SARAH AND I HAVE STARTED running together. We do shorter runs than Nick and I did, and we take a different path. Sometimes she gets sick of maintaining a steady pace and she sprints off like a jackrabbit and then waits for me to catch up. I tell her it’s good practice for when she’s in cross-country again. Or, rather, when we do cross-country together in the fall. I think I’m going to be good at it. I think I’m going to be better than her. I haven’t mentioned that to her. Not yet.
A couple of times, Mona has run with us. When she does, Sarah sucks it up and runs alongside us the whole way.
We don’t talk much on these runs, even when it’s the three of us. We don’t talk about Charlie, or that night. Don’t talk about all the other drugs the police found when they searched his room, or what we’ll say when we’re called up to testify against him. Don’t talk about how his father resigned, the official word being that he wanted to “spend more time with his family” and the unofficial word being that he was forced to resign after it came out that he hadn’t submitted Anna’s samples for testing, that he’d lied to cover up for his son. Maybe there will be a time when we’ll want to talk about some of it. Maybe there won’t.
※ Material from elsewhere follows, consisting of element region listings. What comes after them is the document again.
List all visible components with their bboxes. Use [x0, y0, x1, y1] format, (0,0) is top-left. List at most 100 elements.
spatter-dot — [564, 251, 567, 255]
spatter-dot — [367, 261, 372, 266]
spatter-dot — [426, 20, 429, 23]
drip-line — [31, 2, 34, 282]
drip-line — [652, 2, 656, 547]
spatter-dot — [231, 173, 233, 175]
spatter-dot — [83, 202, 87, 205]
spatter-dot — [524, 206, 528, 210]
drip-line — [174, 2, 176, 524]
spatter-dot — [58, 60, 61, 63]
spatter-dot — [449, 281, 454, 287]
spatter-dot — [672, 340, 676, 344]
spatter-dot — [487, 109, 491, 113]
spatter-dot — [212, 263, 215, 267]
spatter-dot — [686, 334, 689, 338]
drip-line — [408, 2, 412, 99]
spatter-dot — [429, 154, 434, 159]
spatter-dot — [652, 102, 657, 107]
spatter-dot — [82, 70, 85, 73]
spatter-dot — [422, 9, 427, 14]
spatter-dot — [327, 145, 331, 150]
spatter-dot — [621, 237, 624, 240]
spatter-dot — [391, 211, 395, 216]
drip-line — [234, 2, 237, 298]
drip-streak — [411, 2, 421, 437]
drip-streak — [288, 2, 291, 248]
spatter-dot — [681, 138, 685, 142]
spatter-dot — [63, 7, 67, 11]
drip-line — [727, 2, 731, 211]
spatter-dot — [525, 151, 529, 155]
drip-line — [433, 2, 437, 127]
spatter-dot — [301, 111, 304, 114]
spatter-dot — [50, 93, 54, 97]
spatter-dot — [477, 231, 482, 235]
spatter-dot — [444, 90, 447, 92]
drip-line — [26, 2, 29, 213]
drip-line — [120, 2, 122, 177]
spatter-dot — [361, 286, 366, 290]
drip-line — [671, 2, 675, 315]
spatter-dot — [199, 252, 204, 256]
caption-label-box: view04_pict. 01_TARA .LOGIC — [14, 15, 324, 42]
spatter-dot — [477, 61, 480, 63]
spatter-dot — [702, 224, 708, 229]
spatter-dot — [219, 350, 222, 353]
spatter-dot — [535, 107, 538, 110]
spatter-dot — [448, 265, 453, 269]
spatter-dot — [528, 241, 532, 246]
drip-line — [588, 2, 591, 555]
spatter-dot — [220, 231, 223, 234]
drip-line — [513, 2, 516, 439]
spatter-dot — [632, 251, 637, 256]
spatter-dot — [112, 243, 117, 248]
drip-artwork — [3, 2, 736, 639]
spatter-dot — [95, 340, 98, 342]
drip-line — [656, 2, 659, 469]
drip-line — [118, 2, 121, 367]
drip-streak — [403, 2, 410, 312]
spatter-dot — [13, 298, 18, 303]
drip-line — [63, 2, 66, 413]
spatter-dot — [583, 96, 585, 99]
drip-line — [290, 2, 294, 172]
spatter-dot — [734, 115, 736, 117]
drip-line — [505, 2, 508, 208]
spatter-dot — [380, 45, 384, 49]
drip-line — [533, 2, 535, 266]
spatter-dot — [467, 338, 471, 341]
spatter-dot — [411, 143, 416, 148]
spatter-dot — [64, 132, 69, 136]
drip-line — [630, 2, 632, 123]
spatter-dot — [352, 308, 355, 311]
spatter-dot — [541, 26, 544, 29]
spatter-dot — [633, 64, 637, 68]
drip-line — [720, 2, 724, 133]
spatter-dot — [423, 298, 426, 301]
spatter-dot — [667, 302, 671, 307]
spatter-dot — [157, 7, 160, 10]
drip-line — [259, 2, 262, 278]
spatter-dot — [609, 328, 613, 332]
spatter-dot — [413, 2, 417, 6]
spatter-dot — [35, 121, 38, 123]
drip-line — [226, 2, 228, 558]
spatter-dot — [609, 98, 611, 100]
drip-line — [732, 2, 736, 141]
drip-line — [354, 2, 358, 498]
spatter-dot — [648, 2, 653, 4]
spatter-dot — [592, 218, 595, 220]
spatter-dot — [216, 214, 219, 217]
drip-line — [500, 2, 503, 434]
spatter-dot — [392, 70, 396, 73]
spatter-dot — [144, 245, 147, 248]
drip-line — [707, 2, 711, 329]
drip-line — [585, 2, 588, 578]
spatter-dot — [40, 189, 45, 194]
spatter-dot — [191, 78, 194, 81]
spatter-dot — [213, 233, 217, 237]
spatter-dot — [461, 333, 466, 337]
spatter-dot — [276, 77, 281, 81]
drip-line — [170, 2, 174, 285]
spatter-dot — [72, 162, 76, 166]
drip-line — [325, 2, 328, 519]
It’s different, but we don’t talk about Brian either. Don’t talk about how he and Mona sit across from each other at lunch sometimes, at the far edge of the cafeteria. Sarah and I try not to pay too much attention to the two of them together, try not to notice how most of the time they don’t talk and they definitely don’t touch. It’s private, whatever there is between the two of them, and delicate. But it looks a little like hope, like a new beginning.
I think Anna would have liked that.
I think she’d have liked how Mom brought down a photo album from the attic the other day, and we looked through it together, looked at old pictures of her. At the photo of her on the homecoming court, her hair stiff with hair spray, and a huge, huge smile on her face. Anna’s smile. I’m not sure why I never noticed that before.
Sometimes I tell Anna about these things—all the things she’s missing. All the things I think she’d want to know about.
Sometimes I almost think she can hear me.
Sometimes I almost think I can hear her respond.